The different applications of Vertebral Body Tethering - Narrative review and clinical experience

A Baroncini a,, A Courvoisier b
PMCID: PMC10039119  PMID: 36974090

Abstract

Background

Vertebral body tethering (VBT) has been originally developed as a growth modulation technique for the surgical management of skeletally immature patients with adolescent idiopathic scoliosis (AIS). Given the positive results obtained in this setting, the use of VBT is gradually expanding to other patient categories, such as those with no or limited remaining growth or with non-idiopathic scoliosis. Aim of this manuscript is to offer an overview over the current applications of VBT, along with imaging and comments derived from the clinical experience. The work was based on a literature search conducted in January 2023 on Pubmed, Scopus and Web of Science databases. Following keywords were used for the search: vertebral body tethering, adolescent idiopathic scoliosis, early onset scoliosis, neuromuscular scoliosis, syndromic scoliosis.

Results

Three patient categories in which VBT has been applied have been highlighted: VBT for growth modulation in AIS, VBT as anterior scoliosis correction in AIS and VBT for non-idiopathic curves or early-onset scoliosis.

Conclusion

While growth modulation in AIS still represents the most widespread use of VBT, the use of this technique has yielded positive results in different settings as well, such as scoliosis correction in AIS or temporary or definitive curve management in non-AIS curves.

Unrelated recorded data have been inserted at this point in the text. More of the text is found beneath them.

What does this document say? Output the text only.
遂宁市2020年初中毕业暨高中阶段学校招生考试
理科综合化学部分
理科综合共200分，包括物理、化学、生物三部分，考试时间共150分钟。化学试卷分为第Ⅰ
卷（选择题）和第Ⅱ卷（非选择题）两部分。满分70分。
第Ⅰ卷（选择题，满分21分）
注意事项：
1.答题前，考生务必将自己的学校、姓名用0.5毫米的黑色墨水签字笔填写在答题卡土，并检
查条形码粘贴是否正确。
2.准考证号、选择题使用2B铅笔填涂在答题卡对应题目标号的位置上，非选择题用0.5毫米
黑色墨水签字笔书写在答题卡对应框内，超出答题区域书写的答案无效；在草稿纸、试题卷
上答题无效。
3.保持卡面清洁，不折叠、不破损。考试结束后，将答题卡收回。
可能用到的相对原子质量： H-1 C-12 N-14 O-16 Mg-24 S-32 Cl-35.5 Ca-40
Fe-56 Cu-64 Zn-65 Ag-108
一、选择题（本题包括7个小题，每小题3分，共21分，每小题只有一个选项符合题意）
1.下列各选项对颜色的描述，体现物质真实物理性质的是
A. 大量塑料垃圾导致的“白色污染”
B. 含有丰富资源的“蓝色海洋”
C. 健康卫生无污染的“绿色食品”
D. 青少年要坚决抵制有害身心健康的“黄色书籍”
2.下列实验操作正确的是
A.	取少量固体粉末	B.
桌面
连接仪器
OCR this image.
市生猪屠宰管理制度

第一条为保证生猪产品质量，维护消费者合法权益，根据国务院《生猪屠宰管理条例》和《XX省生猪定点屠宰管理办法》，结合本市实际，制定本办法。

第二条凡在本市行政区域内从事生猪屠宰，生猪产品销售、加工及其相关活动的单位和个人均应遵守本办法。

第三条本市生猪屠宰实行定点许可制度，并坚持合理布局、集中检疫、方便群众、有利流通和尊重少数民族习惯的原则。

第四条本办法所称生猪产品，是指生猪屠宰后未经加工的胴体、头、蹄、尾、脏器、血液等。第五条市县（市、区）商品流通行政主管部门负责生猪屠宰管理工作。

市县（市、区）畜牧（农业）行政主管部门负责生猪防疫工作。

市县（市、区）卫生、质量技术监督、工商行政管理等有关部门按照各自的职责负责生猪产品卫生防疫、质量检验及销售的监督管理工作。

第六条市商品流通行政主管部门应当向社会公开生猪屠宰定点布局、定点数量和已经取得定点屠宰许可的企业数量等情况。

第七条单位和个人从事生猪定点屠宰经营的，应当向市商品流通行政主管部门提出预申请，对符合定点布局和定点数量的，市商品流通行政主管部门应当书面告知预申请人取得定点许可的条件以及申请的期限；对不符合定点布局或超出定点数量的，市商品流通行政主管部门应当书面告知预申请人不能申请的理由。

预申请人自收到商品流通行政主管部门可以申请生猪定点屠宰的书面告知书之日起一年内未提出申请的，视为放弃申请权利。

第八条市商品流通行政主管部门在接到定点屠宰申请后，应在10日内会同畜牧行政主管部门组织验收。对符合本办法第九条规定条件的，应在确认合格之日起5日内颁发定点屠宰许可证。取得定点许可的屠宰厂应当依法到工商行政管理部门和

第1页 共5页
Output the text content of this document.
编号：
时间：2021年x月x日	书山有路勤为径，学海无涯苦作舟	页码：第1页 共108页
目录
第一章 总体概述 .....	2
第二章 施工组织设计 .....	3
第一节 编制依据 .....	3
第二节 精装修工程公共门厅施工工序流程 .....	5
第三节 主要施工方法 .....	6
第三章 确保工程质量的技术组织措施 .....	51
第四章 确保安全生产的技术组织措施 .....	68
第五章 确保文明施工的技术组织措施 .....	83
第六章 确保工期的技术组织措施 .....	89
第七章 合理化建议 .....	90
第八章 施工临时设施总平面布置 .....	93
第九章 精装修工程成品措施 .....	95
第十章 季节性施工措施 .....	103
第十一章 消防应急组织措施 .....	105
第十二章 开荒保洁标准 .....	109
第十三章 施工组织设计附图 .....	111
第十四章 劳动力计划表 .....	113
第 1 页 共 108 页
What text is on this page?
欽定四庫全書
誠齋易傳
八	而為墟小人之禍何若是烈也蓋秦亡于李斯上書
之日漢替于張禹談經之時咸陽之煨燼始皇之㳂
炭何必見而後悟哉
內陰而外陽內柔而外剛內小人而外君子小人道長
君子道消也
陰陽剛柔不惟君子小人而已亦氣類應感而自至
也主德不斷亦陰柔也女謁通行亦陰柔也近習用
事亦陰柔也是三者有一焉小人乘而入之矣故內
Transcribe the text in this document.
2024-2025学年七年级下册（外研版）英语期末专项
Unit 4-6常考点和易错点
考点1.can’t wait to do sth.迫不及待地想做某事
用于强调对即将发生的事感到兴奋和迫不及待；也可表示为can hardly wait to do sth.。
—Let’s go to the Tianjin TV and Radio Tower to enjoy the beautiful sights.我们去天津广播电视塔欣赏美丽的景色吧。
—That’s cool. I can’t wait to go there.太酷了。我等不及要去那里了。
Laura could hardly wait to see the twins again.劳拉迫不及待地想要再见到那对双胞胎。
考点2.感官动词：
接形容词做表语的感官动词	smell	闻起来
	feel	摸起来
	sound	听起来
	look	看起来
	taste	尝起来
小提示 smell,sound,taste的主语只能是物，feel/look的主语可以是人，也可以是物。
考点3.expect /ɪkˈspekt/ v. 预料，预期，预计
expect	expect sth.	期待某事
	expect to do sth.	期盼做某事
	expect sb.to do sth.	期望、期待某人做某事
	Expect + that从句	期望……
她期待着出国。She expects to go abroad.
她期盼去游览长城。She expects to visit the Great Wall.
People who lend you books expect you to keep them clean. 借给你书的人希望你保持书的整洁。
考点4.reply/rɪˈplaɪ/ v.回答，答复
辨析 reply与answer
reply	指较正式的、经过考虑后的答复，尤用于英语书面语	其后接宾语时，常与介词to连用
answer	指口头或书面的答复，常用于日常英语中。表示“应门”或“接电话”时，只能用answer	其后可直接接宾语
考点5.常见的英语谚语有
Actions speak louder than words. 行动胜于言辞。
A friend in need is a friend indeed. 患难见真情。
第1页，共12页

While long-term results are lacking, patient selection seems to play a central role to reduce the complication rate and ensure predictable and stable results.

Keywords: VBT, Scoliosis, Growth modulation, VBT-ASC, Anterior scoliosis correction, EOS, AIS

1. Introduction

Vertebral Body Tethering (VBT) is a relatively new and increasingly popular technique for scoliosis correction in selected adolescent idiopathic scoliosis (AIS) patients. VBT has been originally engineered for the correction of scoliosis through growth modulation1,2 and represents a development of vertebral body stapling (VBS). This approach was developed based on the experience with unilateral growth modulation in knee joint deformities, aiming to limit the vertebral growth on the convex side of the curve to obtain curve correction as skeletal maturity progresses.3, 4, 5 While posterior spinal fusion still represents the gold standard for the surgical management of scoliosis, this technique only allows the restoration of a correct alignment of the spine and not of its function. The aim of VBT is more ambitious, as the goal is to get as close as possible to a normal spine not only in terms of shape, but also in terms of function.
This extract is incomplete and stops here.